私は1975年以来ほとんど毎夏白山に登り、診療活動に従事してきた。一昨年(2015年)は身内の不幸もあって登山しなかったが、昨年は87歳という高齢にもかかわらず登山することにした。

7月31日(日)朝6時に、白山診療班OBの先生が自宅まで車で迎えにきてくれて、中飯場に着き、そこで下車して、登山を開始した。途中、同じ病院に勤める守衛の方が、私の体力のなさを見かねて、私のリュックサックを背負ってくれた。室堂(2450m)内の診療所に着くまでに約7時間を要し、例年よりも2時間遅れであった。

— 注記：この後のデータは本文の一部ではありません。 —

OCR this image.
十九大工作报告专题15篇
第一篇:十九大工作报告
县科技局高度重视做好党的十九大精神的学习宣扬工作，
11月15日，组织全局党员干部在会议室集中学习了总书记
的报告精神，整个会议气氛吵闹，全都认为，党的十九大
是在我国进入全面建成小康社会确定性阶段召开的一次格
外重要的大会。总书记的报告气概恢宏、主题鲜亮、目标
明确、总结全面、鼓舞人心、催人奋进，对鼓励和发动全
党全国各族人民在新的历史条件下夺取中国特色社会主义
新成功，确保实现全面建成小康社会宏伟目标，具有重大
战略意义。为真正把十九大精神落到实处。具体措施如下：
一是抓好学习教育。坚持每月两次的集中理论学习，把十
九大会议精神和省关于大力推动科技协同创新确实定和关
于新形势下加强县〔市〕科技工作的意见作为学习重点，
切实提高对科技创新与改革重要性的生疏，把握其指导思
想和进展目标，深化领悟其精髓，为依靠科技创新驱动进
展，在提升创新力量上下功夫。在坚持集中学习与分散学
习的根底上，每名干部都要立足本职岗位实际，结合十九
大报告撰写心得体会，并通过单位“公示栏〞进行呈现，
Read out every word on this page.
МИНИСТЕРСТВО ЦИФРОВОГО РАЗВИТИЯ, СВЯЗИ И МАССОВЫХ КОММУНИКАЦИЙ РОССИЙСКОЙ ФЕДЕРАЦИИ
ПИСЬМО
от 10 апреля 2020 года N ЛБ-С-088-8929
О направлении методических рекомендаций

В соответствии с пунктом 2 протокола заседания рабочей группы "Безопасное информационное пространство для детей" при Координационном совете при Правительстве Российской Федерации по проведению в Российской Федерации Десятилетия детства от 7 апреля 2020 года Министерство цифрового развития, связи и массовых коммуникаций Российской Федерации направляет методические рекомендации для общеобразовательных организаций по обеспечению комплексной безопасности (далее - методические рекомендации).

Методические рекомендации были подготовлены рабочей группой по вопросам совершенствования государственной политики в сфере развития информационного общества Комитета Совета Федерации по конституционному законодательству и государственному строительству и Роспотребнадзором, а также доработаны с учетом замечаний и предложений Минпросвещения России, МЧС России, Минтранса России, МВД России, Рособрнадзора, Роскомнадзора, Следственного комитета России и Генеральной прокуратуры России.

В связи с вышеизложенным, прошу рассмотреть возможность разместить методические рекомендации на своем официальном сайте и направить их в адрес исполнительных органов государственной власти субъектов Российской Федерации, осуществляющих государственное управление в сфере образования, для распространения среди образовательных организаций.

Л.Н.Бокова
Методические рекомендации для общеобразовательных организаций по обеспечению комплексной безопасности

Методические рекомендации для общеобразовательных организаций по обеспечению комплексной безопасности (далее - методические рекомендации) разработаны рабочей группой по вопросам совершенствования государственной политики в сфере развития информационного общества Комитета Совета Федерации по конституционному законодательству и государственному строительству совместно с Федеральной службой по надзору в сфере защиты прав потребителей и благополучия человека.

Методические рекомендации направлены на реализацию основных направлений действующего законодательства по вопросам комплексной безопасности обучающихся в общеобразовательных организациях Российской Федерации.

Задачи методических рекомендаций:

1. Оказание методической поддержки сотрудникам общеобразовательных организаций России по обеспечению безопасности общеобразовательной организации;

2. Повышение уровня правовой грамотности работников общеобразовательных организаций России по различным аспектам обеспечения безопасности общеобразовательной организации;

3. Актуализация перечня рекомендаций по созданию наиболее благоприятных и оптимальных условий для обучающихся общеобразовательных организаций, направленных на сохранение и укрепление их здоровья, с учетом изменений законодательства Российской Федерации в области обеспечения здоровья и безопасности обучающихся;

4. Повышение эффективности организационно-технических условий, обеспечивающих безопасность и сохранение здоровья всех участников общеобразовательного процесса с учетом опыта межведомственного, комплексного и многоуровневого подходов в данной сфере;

白山診療所では、登山者4人、室堂従業員4人、計8人の受診者があり、私は簡単な指示をするだけで、後期研修医と医学部学生が主に診療業務に携わった。約600人の登山者の夕食が終わってから、白山診療班員が食堂で夕食をとった。午後8時の消灯後、診療所の中で四方山話となった。医学部学生や、研修医の方からいろいろの質問があり、それに答えるのも楽しみであった。途中、外に出てみると、満天の星空で、北斗七星が非常にはっきりと見えた。診療所内の寝室で、研修医とともに寝についた。

翌8月1日は快晴で、ご来光を知らせる白山比咩神社奥宮社務所の太鼓が鳴ったが、自分は下山のための体力を保つため、山頂へ登るのはやめた。後期研修医と学生が登り、すばらしいご来光だったと感想を述べていた。9時過ぎに皆とともに下山した。途中で雨が降りはじめ、合羽を着た。白峰で名物のとち餅を買い、昼食をとった。

今年(2017年)は白山開山1300年にあたり、どうしても登山したいが、昨年のような不甲斐ない登山では恥ずかしいので、これから体力を培っていきたいと思っている。